Das ganze sollte natürlich schon Profiqualität haben und auch entsprechend hochwertig sein, so dass man lange Freude an dem Werkzeug haben wird und es auch lange benutzen kann...

PS: Elektriker Zeugs wäre nicht schlecht, nur find ich die Isolierung eher störend...


----------



## der_schnitter (4. Februar 2008)

soll das eher so ausgerichtet sein,dass es für bestehende PCs konzipiert wird oder für neue Maschinen?
Und sollen diverse Werkzeuge bzw in gewisses Bastelniveau vorrausgesetzt werden?


----------



## Jay14 (4. Februar 2008)

-WLP
-diverse Kühler(Ram, Chipsatz usw.)
-diverse Wekrzeuge(Zangen, Schraubendreher)
-Poti
-so eine Art Werkzeugkasten für Schrauben, kabel, Werkzeug, Treiber-CDs, Kühler


----------



## darkniz (4. Februar 2008)

Ich würde sagen, es sollte Systemunabhängig sein, also ohne Kühler und Lüfter.

- diverse Schrauben
- Schrumpfschläuche
- hochwertige Wärmeleitpaste und Wärmeleitpads
- Kabelbinder
- Material zum entkoppeln von Lüftern und Festplatten
- Lüftersteuerung
- diverse Kabel für Lüfter
- Temperaturmessgerät
- Potentiometer
- Abisolierzange
- Schraubendreher

Vielleicht auch ein PCGHX T-Shirt.


----------



## riedochs (4. Februar 2008)

Beim Werkzeug sollte man Qualität nehmen. Knippex, Gedore usw.


----------



## jetztaber (4. Februar 2008)

und ein Haarlineal zum Prüfen der Planheit des geschliffenen Prozessorgehäuses sowie das entsprechende Schleifpapier...

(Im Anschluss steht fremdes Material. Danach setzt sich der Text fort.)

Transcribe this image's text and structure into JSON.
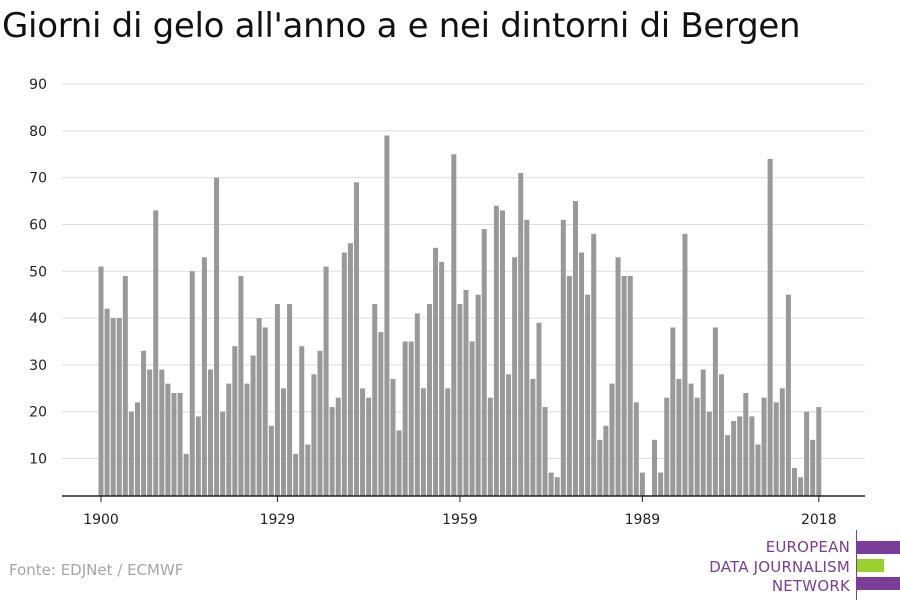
{
  "title": "Giorni di gelo all'anno a e nei dintorni di Bergen",
  "source": "Fonte: EDJNet / ECMWF",
  "logo": {
    "lines": [
      "EUROPEAN",
      "DATA JOURNALISM",
      "NETWORK"
    ],
    "colors": {
      "purple": "#7a3e98",
      "green": "#9ad02b"
    }
  },
  "colors": {
    "bar": "#999999",
    "grid": "#dddddd",
    "axis": "#222222"
  },
  "chart_data": {
    "type": "bar",
    "xlabel": "",
    "ylabel": "",
    "x_start": 1900,
    "x_end": 2018,
    "x_ticks": [
      "1900",
      "1929",
      "1959",
      "1989",
      "2018"
    ],
    "x_tick_years": [
      1900,
      1929,
      1959,
      1989,
      2018
    ],
    "y_ticks": [
      10,
      20,
      30,
      40,
      50,
      60,
      70,
      80,
      90
    ],
    "ylim": [
      2,
      90
    ],
    "grid": true,
    "legend": "none",
    "values": [
      51,
      42,
      40,
      40,
      49,
      20,
      22,
      33,
      29,
      63,
      29,
      26,
      24,
      24,
      11,
      50,
      19,
      53,
      29,
      70,
      20,
      26,
      34,
      49,
      26,
      32,
      40,
      38,
      17,
      43,
      25,
      43,
      11,
      34,
      13,
      28,
      33,
      51,
      21,
      23,
      54,
      56,
      69,
      25,
      23,
      43,
      37,
      79,
      27,
      16,
      35,
      35,
      41,
      25,
      43,
      55,
      52,
      25,
      75,
      43,
      46,
      35,
      45,
      59,
      23,
      64,
      63,
      28,
      53,
      71,
      61,
      27,
      39,
      21,
      7,
      6,
      61,
      49,
      65,
      54,
      45,
      58,
      14,
      17,
      26,
      53,
      49,
      49,
      22,
      7,
      2,
      14,
      7,
      23,
      38,
      27,
      58,
      26,
      23,
      29,
      20,
      38,
      28,
      15,
      18,
      19,
      24,
      19,
      13,
      23,
      74,
      22,
      25,
      45,
      8,
      6,
      20,
      14,
      21
    ]
  }
}
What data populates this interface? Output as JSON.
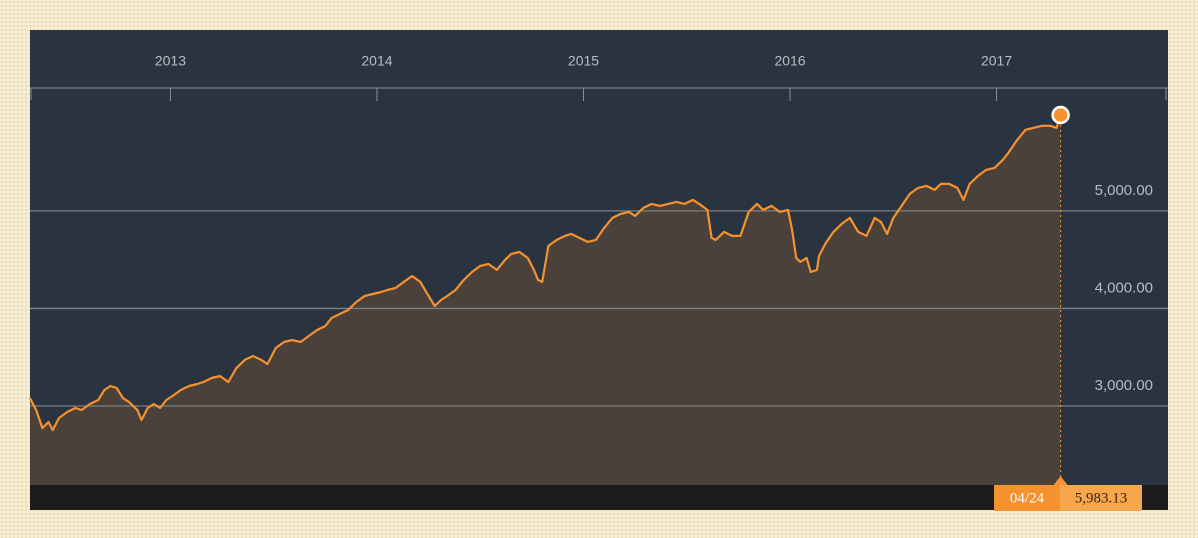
{
  "chart_data": {
    "type": "area",
    "x": [
      2012.32,
      2012.35,
      2012.38,
      2012.41,
      2012.43,
      2012.46,
      2012.5,
      2012.54,
      2012.57,
      2012.61,
      2012.65,
      2012.68,
      2012.71,
      2012.74,
      2012.77,
      2012.8,
      2012.84,
      2012.86,
      2012.89,
      2012.92,
      2012.95,
      2012.98,
      2013.01,
      2013.05,
      2013.09,
      2013.13,
      2013.16,
      2013.2,
      2013.24,
      2013.28,
      2013.32,
      2013.36,
      2013.4,
      2013.44,
      2013.47,
      2013.51,
      2013.55,
      2013.59,
      2013.63,
      2013.67,
      2013.71,
      2013.75,
      2013.78,
      2013.82,
      2013.86,
      2013.9,
      2013.94,
      2013.98,
      2014.02,
      2014.05,
      2014.09,
      2014.13,
      2014.17,
      2014.21,
      2014.25,
      2014.28,
      2014.31,
      2014.34,
      2014.38,
      2014.42,
      2014.46,
      2014.5,
      2014.54,
      2014.58,
      2014.62,
      2014.65,
      2014.69,
      2014.73,
      2014.76,
      2014.78,
      2014.8,
      2014.83,
      2014.87,
      2014.91,
      2014.94,
      2014.98,
      2015.02,
      2015.06,
      2015.1,
      2015.14,
      2015.18,
      2015.22,
      2015.25,
      2015.29,
      2015.33,
      2015.37,
      2015.41,
      2015.45,
      2015.49,
      2015.53,
      2015.56,
      2015.6,
      2015.62,
      2015.64,
      2015.68,
      2015.72,
      2015.76,
      2015.8,
      2015.84,
      2015.87,
      2015.91,
      2015.95,
      2015.99,
      2016.01,
      2016.03,
      2016.05,
      2016.08,
      2016.1,
      2016.13,
      2016.14,
      2016.17,
      2016.21,
      2016.25,
      2016.29,
      2016.33,
      2016.37,
      2016.41,
      2016.44,
      2016.47,
      2016.5,
      2016.54,
      2016.58,
      2016.62,
      2016.66,
      2016.7,
      2016.73,
      2016.77,
      2016.81,
      2016.84,
      2016.87,
      2016.91,
      2016.95,
      2016.99,
      2017.03,
      2017.06,
      2017.1,
      2017.14,
      2017.18,
      2017.22,
      2017.26,
      2017.29,
      2017.31
    ],
    "series": [
      {
        "color": "#f5922f",
        "values": [
          3081,
          2958,
          2774,
          2835,
          2753,
          2876,
          2938,
          2979,
          2958,
          3020,
          3061,
          3164,
          3205,
          3184,
          3081,
          3040,
          2958,
          2856,
          2979,
          3020,
          2979,
          3061,
          3102,
          3164,
          3205,
          3225,
          3246,
          3287,
          3307,
          3246,
          3390,
          3472,
          3512,
          3472,
          3430,
          3594,
          3656,
          3676,
          3656,
          3718,
          3779,
          3820,
          3902,
          3943,
          3984,
          4066,
          4128,
          4148,
          4169,
          4189,
          4210,
          4272,
          4333,
          4272,
          4128,
          4025,
          4087,
          4128,
          4189,
          4292,
          4374,
          4436,
          4456,
          4395,
          4497,
          4559,
          4579,
          4518,
          4395,
          4292,
          4272,
          4641,
          4703,
          4744,
          4764,
          4723,
          4682,
          4703,
          4826,
          4928,
          4969,
          4990,
          4949,
          5031,
          5072,
          5051,
          5072,
          5092,
          5072,
          5113,
          5072,
          5010,
          4723,
          4703,
          4785,
          4744,
          4744,
          4990,
          5072,
          5010,
          5051,
          4990,
          5010,
          4805,
          4518,
          4477,
          4518,
          4374,
          4395,
          4538,
          4661,
          4785,
          4867,
          4928,
          4785,
          4744,
          4928,
          4887,
          4764,
          4928,
          5051,
          5174,
          5236,
          5256,
          5215,
          5277,
          5277,
          5236,
          5113,
          5277,
          5359,
          5421,
          5441,
          5523,
          5605,
          5728,
          5831,
          5852,
          5872,
          5872,
          5852,
          5983.13
        ]
      }
    ],
    "xlim": [
      2012.32,
      2017.83
    ],
    "xticks": [
      2013,
      2014,
      2015,
      2016,
      2017
    ],
    "ylim": [
      2190,
      6260
    ],
    "yticks": [
      {
        "value": 3000,
        "label": "3,000.00"
      },
      {
        "value": 4000,
        "label": "4,000.00"
      },
      {
        "value": 5000,
        "label": "5,000.00"
      }
    ],
    "grid": true,
    "last_point": {
      "date": "04/24",
      "value": 5983.13,
      "value_label": "5,983.13"
    }
  }
}
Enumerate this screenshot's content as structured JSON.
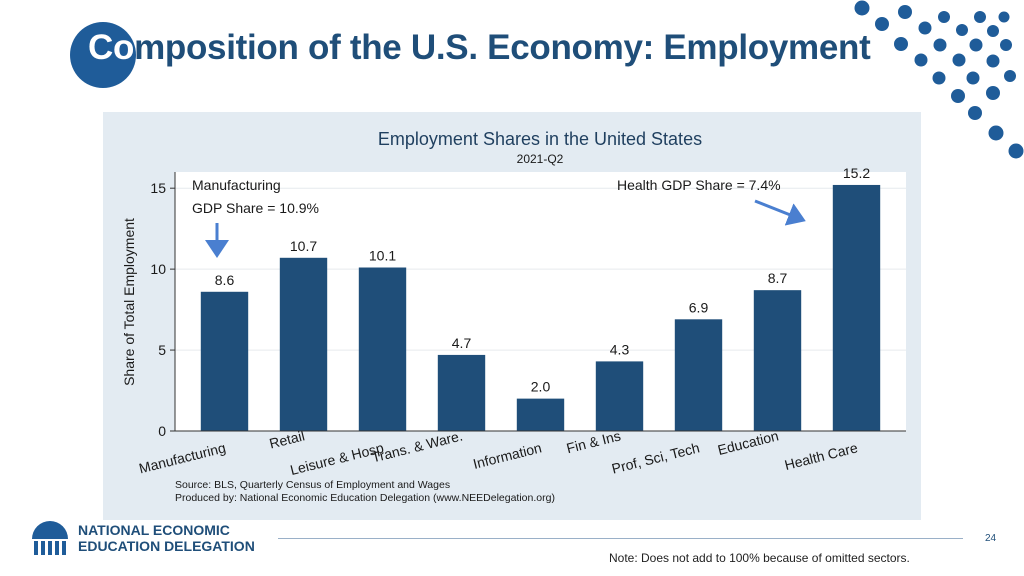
{
  "slide": {
    "title_highlight": "Co",
    "title_rest": "mposition of the U.S. Economy: Employment",
    "page_number": "24",
    "note": "Note: Does not add to 100% because of omitted sectors.",
    "logo_line1": "NATIONAL ECONOMIC",
    "logo_line2": "EDUCATION DELEGATION"
  },
  "colors": {
    "bar": "#1f4e79",
    "title": "#1f4e79",
    "accent": "#1f5c99",
    "arrow": "#4a7fd0",
    "panel": "#e3ebf2"
  },
  "chart_data": {
    "type": "bar",
    "title": "Employment Shares in the United States",
    "subtitle": "2021-Q2",
    "xlabel": "",
    "ylabel": "Share of Total Employment",
    "ylim": [
      0,
      16
    ],
    "yticks": [
      0,
      5,
      10,
      15
    ],
    "grid": true,
    "categories": [
      "Manufacturing",
      "Retail",
      "Leisure & Hosp",
      "Trans. & Ware.",
      "Information",
      "Fin & Ins",
      "Prof, Sci, Tech",
      "Education",
      "Health Care"
    ],
    "values": [
      8.6,
      10.7,
      10.1,
      4.7,
      2.0,
      4.3,
      6.9,
      8.7,
      15.2
    ],
    "value_labels": [
      "8.6",
      "10.7",
      "10.1",
      "4.7",
      "2.0",
      "4.3",
      "6.9",
      "8.7",
      "15.2"
    ],
    "annotations": {
      "manufacturing_line1": "Manufacturing",
      "manufacturing_line2": "GDP Share = 10.9%",
      "health": "Health GDP Share = 7.4%"
    },
    "source": "Source: BLS, Quarterly Census of Employment and Wages",
    "producer": "Produced by: National Economic Education Delegation (www.NEEDelegation.org)"
  }
}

Das Schleifpapier trägt natürlich auf der Rückseite die Unterschriften der Moderatoren dieses Forums.

(Auf dem Köfferchen außen darfst Du unterschreiben )

Ja und dann natürlich zum Bekleben des transparenten Seitenfensters unserer PCs ein UV sensitives Logo dieses Forums, das gelbe X mit Extreme drüber (wahlweise auch in blau, rot oder grün).

Und natürlich ein gedrucktes, bebildertes Handbuch der 100 besten Tipps aus diesem Forum, mit Bildern.

Vieles andere wurde bereits genannt und findet meine Zustimmung.


----------



## riedochs (4. Februar 2008)

jetztaber schrieb:


> Ja und dann natürlich zum Bekleben des transparenten Seitenfensters unserer PCs ein UV sensitives Logo dieses Forums, das gelbe X mit Extreme drüber (wahlweise auch in blau, rot oder grün).



Optional? Irgendwie würde mich sowas vom Kauf abhalten


----------



## Wassercpu (5. Februar 2008)

Also ...Super goil sind die Vorschläge:

-PcghX T-shirt

und oder nochbesser:

-Tranzparenter Aufkleber Fürs Window (der muss auf jeden Sein)

-Ich bin für eine GehäuseLüfter(Ich brauche 5x120mm und 2x92mm  Set ...mit dem Test Sieger der kommenden/  dieser Ausgabe

Grüsse Wc


----------



## TH3.BUG (5. Februar 2008)

[deleted]


----------



## der_schnitter (5. Februar 2008)

Das mit dem "Handbuch" der besten Threads,Tips und Howtos aus dem Forum,die nützlich sein könnten finde ich eine sehr gute Idee.


----------



## TH3.BUG (5. Februar 2008)

So etwas veraltet aber zu schnell... dann lieber hier im Forum ne gescheite Übersicht


----------